An Old Testament KnoWhy relating to the reading assignment for Gospel Doctrine Lesson 14: “Ye Shall Be a Peculiar Treasure Unto Me” (Exodus 15-20; 32-34) (JBOTL14B)
Question:The making of the golden calf is often presented as the height of Israel’s rejection of God and His law. But it was only one of several incidents of rebellion that occurred in the wilderness. Among all these provocations, which ones were the most serious?

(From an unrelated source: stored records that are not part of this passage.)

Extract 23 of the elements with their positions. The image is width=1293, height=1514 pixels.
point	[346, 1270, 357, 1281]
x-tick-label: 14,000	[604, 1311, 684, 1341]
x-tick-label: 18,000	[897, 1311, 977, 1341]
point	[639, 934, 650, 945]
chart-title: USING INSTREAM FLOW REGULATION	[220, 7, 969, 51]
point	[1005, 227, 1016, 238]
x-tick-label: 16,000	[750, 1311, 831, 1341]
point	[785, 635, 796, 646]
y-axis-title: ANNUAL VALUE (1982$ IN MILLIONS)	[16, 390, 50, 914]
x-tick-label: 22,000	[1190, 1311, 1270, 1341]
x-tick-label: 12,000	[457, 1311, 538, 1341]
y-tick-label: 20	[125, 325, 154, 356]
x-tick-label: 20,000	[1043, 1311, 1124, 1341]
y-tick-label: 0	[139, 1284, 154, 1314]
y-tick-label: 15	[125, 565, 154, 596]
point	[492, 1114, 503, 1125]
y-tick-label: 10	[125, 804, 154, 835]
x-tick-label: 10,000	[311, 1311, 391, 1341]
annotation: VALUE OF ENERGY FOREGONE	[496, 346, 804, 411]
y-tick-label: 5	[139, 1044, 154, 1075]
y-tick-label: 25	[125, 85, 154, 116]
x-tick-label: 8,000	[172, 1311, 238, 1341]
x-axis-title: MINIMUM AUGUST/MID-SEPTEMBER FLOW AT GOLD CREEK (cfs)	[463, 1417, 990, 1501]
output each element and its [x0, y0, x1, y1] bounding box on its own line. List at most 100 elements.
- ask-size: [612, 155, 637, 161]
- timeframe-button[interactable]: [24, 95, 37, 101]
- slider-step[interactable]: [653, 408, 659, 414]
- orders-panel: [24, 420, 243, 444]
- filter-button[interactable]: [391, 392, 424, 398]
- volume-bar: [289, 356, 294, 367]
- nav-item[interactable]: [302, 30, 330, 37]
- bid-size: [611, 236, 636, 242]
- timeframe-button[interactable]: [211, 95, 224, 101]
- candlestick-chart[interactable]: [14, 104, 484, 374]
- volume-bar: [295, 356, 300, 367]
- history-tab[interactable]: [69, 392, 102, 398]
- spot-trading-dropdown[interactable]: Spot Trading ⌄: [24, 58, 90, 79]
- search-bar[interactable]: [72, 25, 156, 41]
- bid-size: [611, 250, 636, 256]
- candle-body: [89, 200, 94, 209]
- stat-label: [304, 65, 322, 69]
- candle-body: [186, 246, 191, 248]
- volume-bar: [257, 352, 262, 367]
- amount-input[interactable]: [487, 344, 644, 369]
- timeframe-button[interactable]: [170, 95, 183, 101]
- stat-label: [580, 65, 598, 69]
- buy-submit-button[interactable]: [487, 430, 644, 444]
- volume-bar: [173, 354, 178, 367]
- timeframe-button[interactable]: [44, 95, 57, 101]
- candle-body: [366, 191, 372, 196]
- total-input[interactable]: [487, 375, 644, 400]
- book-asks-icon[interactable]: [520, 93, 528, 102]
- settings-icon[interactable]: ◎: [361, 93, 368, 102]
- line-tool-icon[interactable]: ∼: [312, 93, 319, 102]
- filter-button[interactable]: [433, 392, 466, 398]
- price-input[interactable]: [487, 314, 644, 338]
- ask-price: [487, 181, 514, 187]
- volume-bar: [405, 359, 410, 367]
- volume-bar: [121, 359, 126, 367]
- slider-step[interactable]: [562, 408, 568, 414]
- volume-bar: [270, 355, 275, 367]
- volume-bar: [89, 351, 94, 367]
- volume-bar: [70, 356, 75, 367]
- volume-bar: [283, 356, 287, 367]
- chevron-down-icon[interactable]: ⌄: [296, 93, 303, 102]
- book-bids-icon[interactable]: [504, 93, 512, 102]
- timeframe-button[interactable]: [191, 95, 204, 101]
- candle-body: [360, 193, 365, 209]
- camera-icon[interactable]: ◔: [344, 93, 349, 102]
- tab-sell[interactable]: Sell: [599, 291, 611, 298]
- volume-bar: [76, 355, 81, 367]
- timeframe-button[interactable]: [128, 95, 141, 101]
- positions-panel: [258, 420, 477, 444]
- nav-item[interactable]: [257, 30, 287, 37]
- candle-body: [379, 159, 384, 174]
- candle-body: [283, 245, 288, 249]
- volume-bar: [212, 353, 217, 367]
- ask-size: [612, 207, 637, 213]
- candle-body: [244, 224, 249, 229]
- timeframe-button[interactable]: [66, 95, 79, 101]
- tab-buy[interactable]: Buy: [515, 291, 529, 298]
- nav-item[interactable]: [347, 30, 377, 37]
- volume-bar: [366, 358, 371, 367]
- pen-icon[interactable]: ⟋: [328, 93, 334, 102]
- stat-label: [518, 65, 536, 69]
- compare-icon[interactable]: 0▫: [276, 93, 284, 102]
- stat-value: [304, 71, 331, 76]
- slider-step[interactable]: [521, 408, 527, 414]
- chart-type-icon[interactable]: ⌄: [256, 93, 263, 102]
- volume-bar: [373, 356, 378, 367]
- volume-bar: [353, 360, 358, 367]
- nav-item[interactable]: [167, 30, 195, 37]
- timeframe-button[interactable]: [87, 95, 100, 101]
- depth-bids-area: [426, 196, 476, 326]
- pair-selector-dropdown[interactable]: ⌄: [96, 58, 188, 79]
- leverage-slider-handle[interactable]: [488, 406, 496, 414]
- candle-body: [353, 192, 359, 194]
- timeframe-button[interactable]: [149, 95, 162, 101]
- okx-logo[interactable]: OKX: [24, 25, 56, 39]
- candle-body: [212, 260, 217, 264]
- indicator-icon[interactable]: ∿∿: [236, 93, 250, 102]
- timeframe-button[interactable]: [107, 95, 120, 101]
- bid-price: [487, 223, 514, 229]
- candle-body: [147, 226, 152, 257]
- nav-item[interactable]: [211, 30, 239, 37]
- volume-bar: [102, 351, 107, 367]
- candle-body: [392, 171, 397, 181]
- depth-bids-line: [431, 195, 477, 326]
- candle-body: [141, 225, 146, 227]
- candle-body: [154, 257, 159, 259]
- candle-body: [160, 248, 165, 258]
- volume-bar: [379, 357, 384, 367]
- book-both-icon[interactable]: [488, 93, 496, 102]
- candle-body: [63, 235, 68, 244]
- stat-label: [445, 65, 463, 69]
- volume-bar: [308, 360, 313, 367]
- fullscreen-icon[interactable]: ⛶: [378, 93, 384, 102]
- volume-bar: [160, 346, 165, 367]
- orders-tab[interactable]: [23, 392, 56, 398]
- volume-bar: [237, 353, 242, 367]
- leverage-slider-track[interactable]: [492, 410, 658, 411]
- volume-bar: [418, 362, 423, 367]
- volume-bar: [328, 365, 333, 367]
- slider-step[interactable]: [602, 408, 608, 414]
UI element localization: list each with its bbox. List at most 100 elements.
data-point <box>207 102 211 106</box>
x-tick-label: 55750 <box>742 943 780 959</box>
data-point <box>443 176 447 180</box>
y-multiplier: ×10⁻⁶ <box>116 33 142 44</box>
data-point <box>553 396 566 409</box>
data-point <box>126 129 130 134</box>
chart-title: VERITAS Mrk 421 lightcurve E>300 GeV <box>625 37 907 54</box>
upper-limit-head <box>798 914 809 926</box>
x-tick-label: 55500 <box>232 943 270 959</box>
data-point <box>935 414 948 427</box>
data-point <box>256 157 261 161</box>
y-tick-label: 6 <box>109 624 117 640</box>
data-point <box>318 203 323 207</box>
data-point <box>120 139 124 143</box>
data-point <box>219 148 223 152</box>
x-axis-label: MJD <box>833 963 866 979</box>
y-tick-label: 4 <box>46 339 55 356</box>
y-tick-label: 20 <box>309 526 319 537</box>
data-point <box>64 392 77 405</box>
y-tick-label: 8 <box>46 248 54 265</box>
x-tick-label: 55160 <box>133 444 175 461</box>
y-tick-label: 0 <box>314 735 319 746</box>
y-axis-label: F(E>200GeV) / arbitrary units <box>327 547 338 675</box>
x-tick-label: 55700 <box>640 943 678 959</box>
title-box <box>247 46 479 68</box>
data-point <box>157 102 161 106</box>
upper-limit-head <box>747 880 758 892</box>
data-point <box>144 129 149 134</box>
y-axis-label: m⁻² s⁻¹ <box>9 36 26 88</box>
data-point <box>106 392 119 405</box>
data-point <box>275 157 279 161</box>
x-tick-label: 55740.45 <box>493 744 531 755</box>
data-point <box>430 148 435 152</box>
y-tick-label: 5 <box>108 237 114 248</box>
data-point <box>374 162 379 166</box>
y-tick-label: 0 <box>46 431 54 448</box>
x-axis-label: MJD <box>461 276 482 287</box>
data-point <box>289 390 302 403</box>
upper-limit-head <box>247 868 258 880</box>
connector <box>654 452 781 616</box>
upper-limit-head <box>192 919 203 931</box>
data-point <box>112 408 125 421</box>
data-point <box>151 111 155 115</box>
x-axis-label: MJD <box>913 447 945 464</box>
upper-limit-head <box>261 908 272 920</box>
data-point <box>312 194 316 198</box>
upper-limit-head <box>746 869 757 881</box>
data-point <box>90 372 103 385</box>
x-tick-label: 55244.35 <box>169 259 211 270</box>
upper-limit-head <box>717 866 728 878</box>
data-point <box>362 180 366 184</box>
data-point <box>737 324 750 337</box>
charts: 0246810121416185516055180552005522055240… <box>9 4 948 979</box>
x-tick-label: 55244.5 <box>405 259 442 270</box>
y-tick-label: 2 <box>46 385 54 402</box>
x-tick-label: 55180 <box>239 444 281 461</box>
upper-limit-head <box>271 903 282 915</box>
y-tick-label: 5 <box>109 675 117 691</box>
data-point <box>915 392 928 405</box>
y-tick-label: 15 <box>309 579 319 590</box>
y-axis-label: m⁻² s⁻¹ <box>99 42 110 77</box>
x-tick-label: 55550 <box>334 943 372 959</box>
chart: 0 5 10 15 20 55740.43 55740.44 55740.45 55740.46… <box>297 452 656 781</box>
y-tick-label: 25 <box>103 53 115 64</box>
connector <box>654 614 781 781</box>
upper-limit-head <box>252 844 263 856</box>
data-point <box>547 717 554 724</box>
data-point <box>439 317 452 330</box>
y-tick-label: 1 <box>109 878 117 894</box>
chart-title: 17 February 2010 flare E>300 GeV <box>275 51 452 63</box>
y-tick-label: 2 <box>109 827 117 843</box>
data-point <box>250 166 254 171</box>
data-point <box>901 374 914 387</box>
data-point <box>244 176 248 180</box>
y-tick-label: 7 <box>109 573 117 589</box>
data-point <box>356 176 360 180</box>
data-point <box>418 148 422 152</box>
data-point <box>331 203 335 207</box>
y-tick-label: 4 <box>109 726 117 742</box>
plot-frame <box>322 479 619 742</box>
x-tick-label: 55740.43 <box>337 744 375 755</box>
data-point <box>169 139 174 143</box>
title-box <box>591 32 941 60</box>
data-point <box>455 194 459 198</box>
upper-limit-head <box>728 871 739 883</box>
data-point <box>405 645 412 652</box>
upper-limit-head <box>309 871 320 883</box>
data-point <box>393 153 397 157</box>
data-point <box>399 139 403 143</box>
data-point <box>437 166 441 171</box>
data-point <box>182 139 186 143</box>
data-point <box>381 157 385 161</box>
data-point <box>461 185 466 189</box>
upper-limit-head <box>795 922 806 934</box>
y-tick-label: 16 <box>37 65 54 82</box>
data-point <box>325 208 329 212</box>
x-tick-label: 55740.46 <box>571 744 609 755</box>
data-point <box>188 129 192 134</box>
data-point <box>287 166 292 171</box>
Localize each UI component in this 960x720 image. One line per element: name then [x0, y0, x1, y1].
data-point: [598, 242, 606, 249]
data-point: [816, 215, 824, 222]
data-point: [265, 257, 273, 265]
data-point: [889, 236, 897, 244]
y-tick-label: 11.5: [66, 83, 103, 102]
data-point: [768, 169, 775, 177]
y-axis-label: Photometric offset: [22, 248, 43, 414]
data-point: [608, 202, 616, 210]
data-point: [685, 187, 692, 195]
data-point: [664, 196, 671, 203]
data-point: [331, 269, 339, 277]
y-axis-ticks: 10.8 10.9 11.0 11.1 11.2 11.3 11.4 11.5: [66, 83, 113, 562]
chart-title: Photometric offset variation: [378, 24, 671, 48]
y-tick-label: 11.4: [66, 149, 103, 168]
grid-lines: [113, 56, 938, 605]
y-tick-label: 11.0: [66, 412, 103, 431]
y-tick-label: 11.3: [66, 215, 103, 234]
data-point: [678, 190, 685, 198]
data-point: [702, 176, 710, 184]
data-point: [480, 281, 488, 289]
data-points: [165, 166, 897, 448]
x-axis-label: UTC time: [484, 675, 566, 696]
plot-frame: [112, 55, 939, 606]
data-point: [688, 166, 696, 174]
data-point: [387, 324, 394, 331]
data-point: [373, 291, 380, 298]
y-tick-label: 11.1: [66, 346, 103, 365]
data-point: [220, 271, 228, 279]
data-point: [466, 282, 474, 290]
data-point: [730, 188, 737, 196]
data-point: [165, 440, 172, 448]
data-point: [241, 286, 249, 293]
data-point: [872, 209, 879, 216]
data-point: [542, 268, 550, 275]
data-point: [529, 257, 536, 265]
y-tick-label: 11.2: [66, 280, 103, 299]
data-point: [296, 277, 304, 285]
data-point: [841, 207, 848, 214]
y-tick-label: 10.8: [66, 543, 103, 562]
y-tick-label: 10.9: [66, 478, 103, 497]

Summary: The translations, revelations, and teachings of the Prophet Joseph Smith make it clear that the most serious provocations of Israel had nothing to do with their frequent complainings in the wilderness, as one might otherwise imagine. Rather, they had to do with Israel’s deliberate rejection of “the last law from Moses,” a law associated with the fulness of the priesthood and its blessings. In their rejection of that law, Israel had refused “to sanctify [themselves] that they might behold the face of God” at Sinai. Instead, they prayed “that God would speak to Moses and not to them.” “In consequence of [their actions, God] cursed them with a carnal law.” And, as a result of their actions, the generation of Israelites who left Egypt in the Exodus would neither enter into the promised land nor into “the rest of the Lord” during their mortal lives. Happily, the Lord holds out the possibility of receiving these sometimes-rejected blessings to faithful disciples in our day who are willing to make and keep the covenants that will enable them to continually enjoy the divine presence. Through “sufficient hope,” the “peaceable followers of Christ” may “enter into the rest of the Lord” in this life, “until [they] shall rest with him in heaven.” This rest “is the fulness of his glory.”